Max Scherzer is about to become the only living pitcher to start a winner-take-all World Series Game 7 for a second time.
Baseball will have its ultimate game Saturday night when Scherzer and the Toronto Blue Jays play the Los Angeles Dodgers, who are trying to become the first team to win consecutive titles since the 1998-2000 New York Yankees won three in row.
Los Angeles had been expected to start Tyler Glasnow before he closed out a 3-1 victory in Game 6. The 6-foot-8 right-hander is likely still available, but manager Dave Roberts could also start Shohei Ohtani for 2-4 innings on short rest.
“We’re not certain, but it’s a possibility,” Roberts said. “They’re all possibilities.”
‘This is do or die’ — Dave Roberts on his decision to bring in Tyler Glasnow in the 9th inning
Scherzer also started the last Game 7 in 2019, boosted by a cortisone injection for an irritated nerve near his neck.

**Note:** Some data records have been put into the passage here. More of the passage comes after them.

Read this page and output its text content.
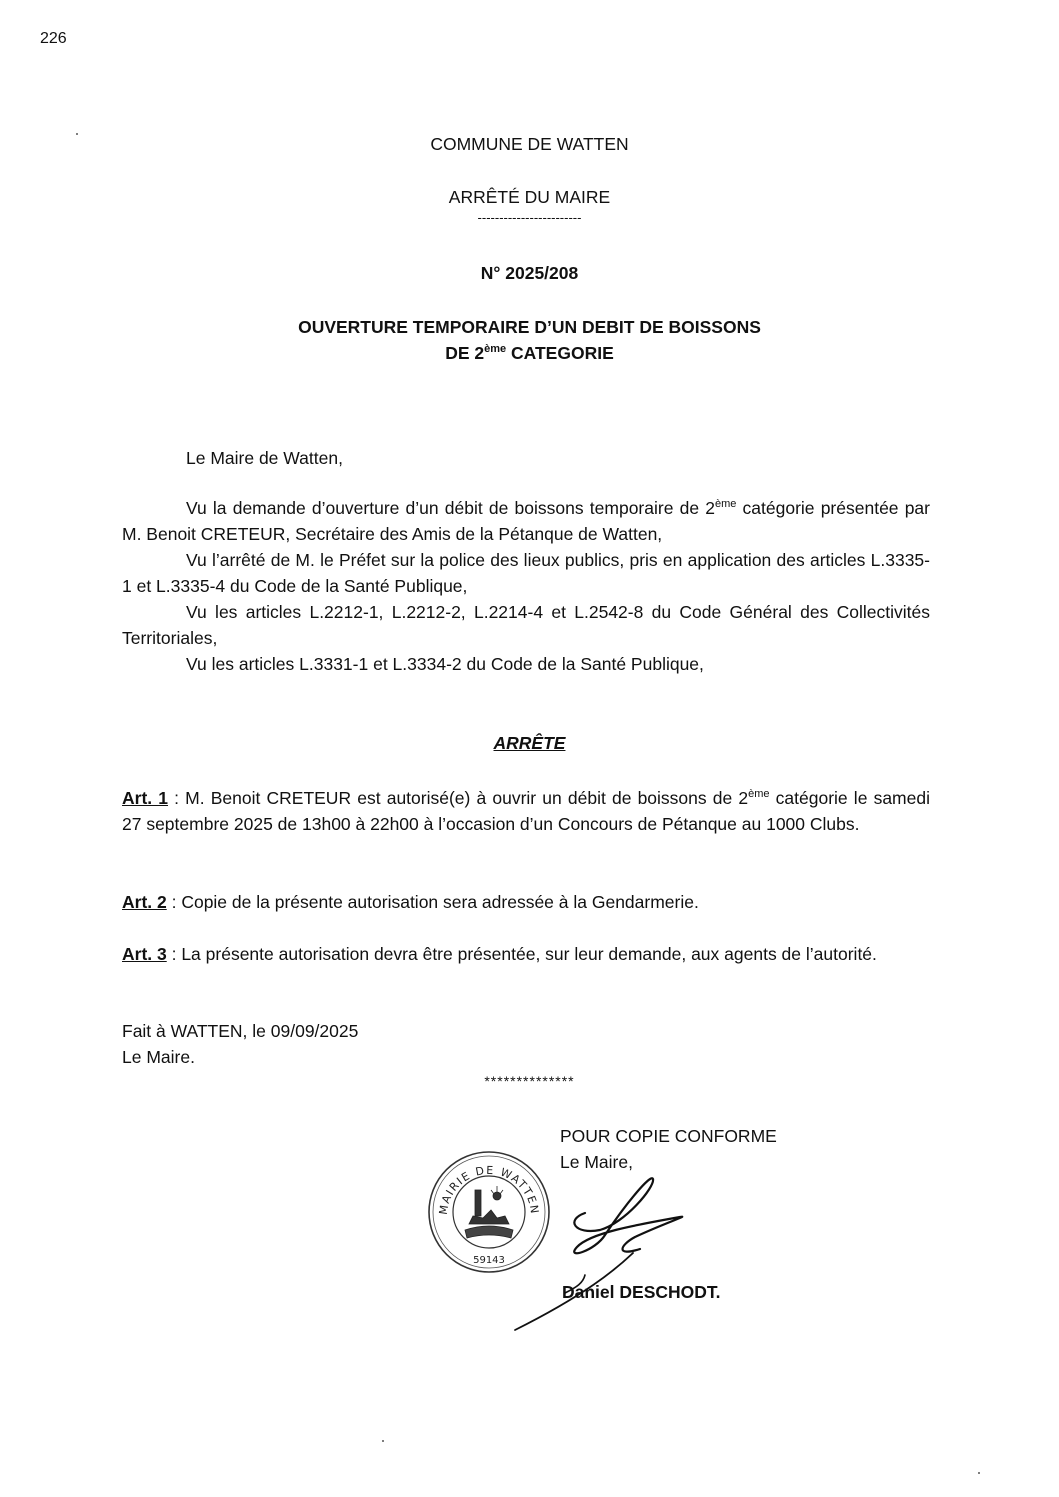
226
COMMUNE DE WATTEN
ARRÊTÉ DU MAIRE
------------------------
N° 2025/208
OUVERTURE TEMPORAIRE D’UN DEBIT DE BOISSONS
DE 2ème CATEGORIE
Le Maire de Watten,
Vu la demande d’ouverture d’un débit de boissons temporaire de 2ème catégorie présentée par M. Benoit CRETEUR, Secrétaire des Amis de la Pétanque de Watten,
Vu l’arrêté de M. le Préfet sur la police des lieux publics, pris en application des articles L.3335-1 et L.3335-4 du Code de la Santé Publique,
Vu les articles L.2212-1, L.2212-2, L.2214-4 et L.2542-8 du Code Général des Collectivités Territoriales,
Vu les articles L.3331-1 et L.3334-2 du Code de la Santé Publique,
ARRÊTE
Art. 1 : M. Benoit CRETEUR est autorisé(e) à ouvrir un débit de boissons de 2ème catégorie le samedi 27 septembre 2025 de 13h00 à 22h00 à l’occasion d’un Concours de Pétanque au 1000 Clubs.
Art. 2 : Copie de la présente autorisation sera adressée à la Gendarmerie.
Art. 3 : La présente autorisation devra être présentée, sur leur demande, aux agents de l’autorité.
Fait à WATTEN, le 09/09/2025
Le Maire.
**************
POUR COPIE CONFORME
Le Maire,
Daniel DESCHODT.
MAIRIE DE WATTEN
59143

Mad Max didn’t have a clean inning and left after five trailing by two runs before his Washington Nationals rallied to win 6-2 in Houston.
Only Bob Gibson (1964, ‘67, ’68) and Lew Burdette and Don Larsen (both 1957 and ‘58) have started multiple winner-take-all Game 7s in the World Series. While Burleigh Grimes started Game 7 in 1920 and ’31, his first was in a year the Series was best-of-nine.

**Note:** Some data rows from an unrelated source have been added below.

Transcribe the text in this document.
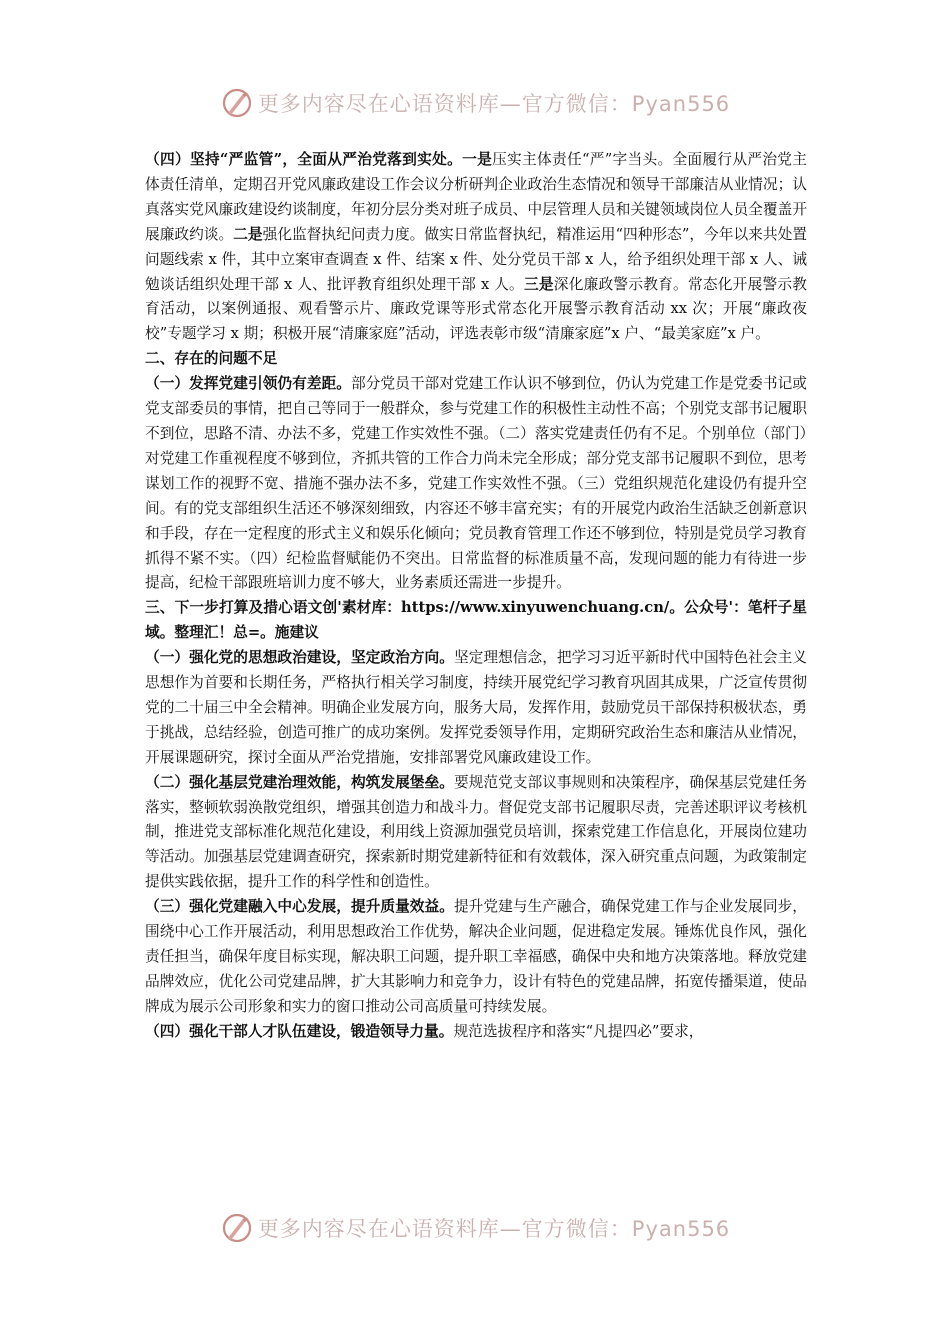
更多内容尽在心语资料库—官方微信：Pyan556

（四）坚持“严监管”，全面从严治党落到实处。一是压实主体责任“严”字当头。全面履行从严治党主体责任清单，定期召开党风廉政建设工作会议分析研判企业政治生态情况和领导干部廉洁从业情况；认真落实党风廉政建设约谈制度，年初分层分类对班子成员、中层管理人员和关键领域岗位人员全覆盖开展廉政约谈。二是强化监督执纪问责力度。做实日常监督执纪，精准运用“四种形态”，今年以来共处置问题线索 x 件，其中立案审查调查 x 件、结案 x 件、处分党员干部 x 人，给予组织处理干部 x 人、诫勉谈话组织处理干部 x 人、批评教育组织处理干部 x 人。三是深化廉政警示教育。常态化开展警示教育活动，以案例通报、观看警示片、廉政党课等形式常态化开展警示教育活动 xx 次；开展“廉政夜校”专题学习 x 期；积极开展“清廉家庭”活动，评选表彰市级“清廉家庭”x 户、“最美家庭”x 户。

二、存在的问题不足

（一）发挥党建引领仍有差距。部分党员干部对党建工作认识不够到位，仍认为党建工作是党委书记或党支部委员的事情，把自己等同于一般群众，参与党建工作的积极性主动性不高；个别党支部书记履职不到位，思路不清、办法不多，党建工作实效性不强。（二）落实党建责任仍有不足。个别单位（部门）对党建工作重视程度不够到位，齐抓共管的工作合力尚未完全形成；部分党支部书记履职不到位，思考谋划工作的视野不宽、措施不强办法不多，党建工作实效性不强。（三）党组织规范化建设仍有提升空间。有的党支部组织生活还不够深刻细致，内容还不够丰富充实；有的开展党内政治生活缺乏创新意识和手段，存在一定程度的形式主义和娱乐化倾向；党员教育管理工作还不够到位，特别是党员学习教育抓得不紧不实。（四）纪检监督赋能仍不突出。日常监督的标准质量不高，发现问题的能力有待进一步提高，纪检干部跟班培训力度不够大，业务素质还需进一步提升。

三、下一步打算及措心语文创'素材库：https://www.xinyuwenchuang.cn/。公众号'：笔杆子星域。整理汇！总=。施建议

（一）强化党的思想政治建设，坚定政治方向。坚定理想信念，把学习习近平新时代中国特色社会主义思想作为首要和长期任务，严格执行相关学习制度，持续开展党纪学习教育巩固其成果，广泛宣传贯彻党的二十届三中全会精神。明确企业发展方向，服务大局，发挥作用，鼓励党员干部保持积极状态，勇于挑战，总结经验，创造可推广的成功案例。发挥党委领导作用，定期研究政治生态和廉洁从业情况，开展课题研究，探讨全面从严治党措施，安排部署党风廉政建设工作。

（二）强化基层党建治理效能，构筑发展堡垒。要规范党支部议事规则和决策程序，确保基层党建任务落实，整顿软弱涣散党组织，增强其创造力和战斗力。督促党支部书记履职尽责，完善述职评议考核机制，推进党支部标准化规范化建设，利用线上资源加强党员培训，探索党建工作信息化，开展岗位建功等活动。加强基层党建调查研究，探索新时期党建新特征和有效载体，深入研究重点问题，为政策制定提供实践依据，提升工作的科学性和创造性。

（三）强化党建融入中心发展，提升质量效益。提升党建与生产融合，确保党建工作与企业发展同步，围绕中心工作开展活动，利用思想政治工作优势，解决企业问题，促进稳定发展。锤炼优良作风，强化责任担当，确保年度目标实现，解决职工问题，提升职工幸福感，确保中央和地方决策落地。释放党建品牌效应，优化公司党建品牌，扩大其影响力和竞争力，设计有特色的党建品牌，拓宽传播渠道，使品牌成为展示公司形象和实力的窗口推动公司高质量可持续发展。

（四）强化干部人才队伍建设，锻造领导力量。规范选拔程序和落实“凡提四必”要求，

更多内容尽在心语资料库—官方微信：Pyan556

Toronto gave the three-time Cy Young Award winner a $15.5 million, one-year contract. Scherzer picked his destination hoping to win a third World Series ring, after titles with Washington in 2019 and Texas in 2023. The 18-year big league veteran has eagerly shared his experience with the Blue Jays.
“He’s not afraid to question baserunning, question defense, question offense. He still thinks he’s our best baserunner on the team from his days with the Nationals,” Blue Jays manager John Schneider said Friday. “He’s not afraid to push the envelope. He’s not afraid to be curious. He’s not afraid to share things that he’s been through that maybe I haven’t been through.”
“There’s a lot of teams that don’t like Max Scherzers just because he questions everything,” teammate Chris Bassitt added. “He wants to know every little detail from outfield positioning to why you’re throwing this pitch to who is playing here to how we control off days.
“So many organizations, I feel like, don’t like to answer questions. They like you to be a robot and say, yes sir, and go about your business.”
How Bassitt Got Scherzer in Toronto
Max Scherzer is expected to start in Game 7. (Photo by Vaughn Ridley/Getty Images)
Scherzer went 5-5 with a 5.19 ERA in 17 starts this season. The eight-time All-Star didn’t pitch between March 29 and June 25 because of right thumb inflammation, then was left off Toronto’s roster for the first round of the playoffs after he went 0-3 in his last five starts, bothered by neck pain.
He turned back the clock during the American League Championship Series, winning Game 4 against Seattle after shouting down Schneider during a mound visit.
Bassitt was asked by Toronto to assist in recruiting Scherzer, a teammate on the 2022 New York Mets, and praised general manager Ross Atkins for making the move.
“I told Ross: This was going to be a headache for you, having Max Scherzer. And then I told the pitching staff about him, and I told the coaching staff, like: This is a guy that’s going to stir a lot of pots,” Bassitt said. “So everyone looked at Max, the 41-year-old that might end up on the IL a couple times, and they don’t understand the true value of having that veteran guy that knows what it takes to win, and then he might teach you a thing or two along the way, too.”
Glasnow to See Game 7 Action?
Glasnow got three outs on three pitches to end Game 6. After Roki Sasaki left runs at second and third with no outs in the ninth, Glasnow popped up Ernie Clement on the first pitch, then Andres Gimenez hit a liner to left fielder Kiké Hernandez, who caught it and doubled off Addison Barger at second base.
Glasnow, acquired from Tampa Bay in December 2023, was sidelined between April 27 and July 9 by right shoulder inflammation. The 32-year-old right-hander has a 1.42 ERA in three starts and two relief outings this postseason.
Toronto will be playing a World Series Game 7 for the first time — the Blue Jays won their only championships in six games in both 1992 and ’93.
The LA Dodgers won their only Series Game 7 at Minnesota in 1965 when Sandy Koufax pitched a three-hit shutout on two days’ rest after his four-hit shutout won Game 5. They lost Game 7 at home to Houston in 2017. Going back, the Brooklyn Dodgers lost Game 7 to the Yankees in 1947, ‘52 and ’56, and beat the Yankees in Game 7 in 1955.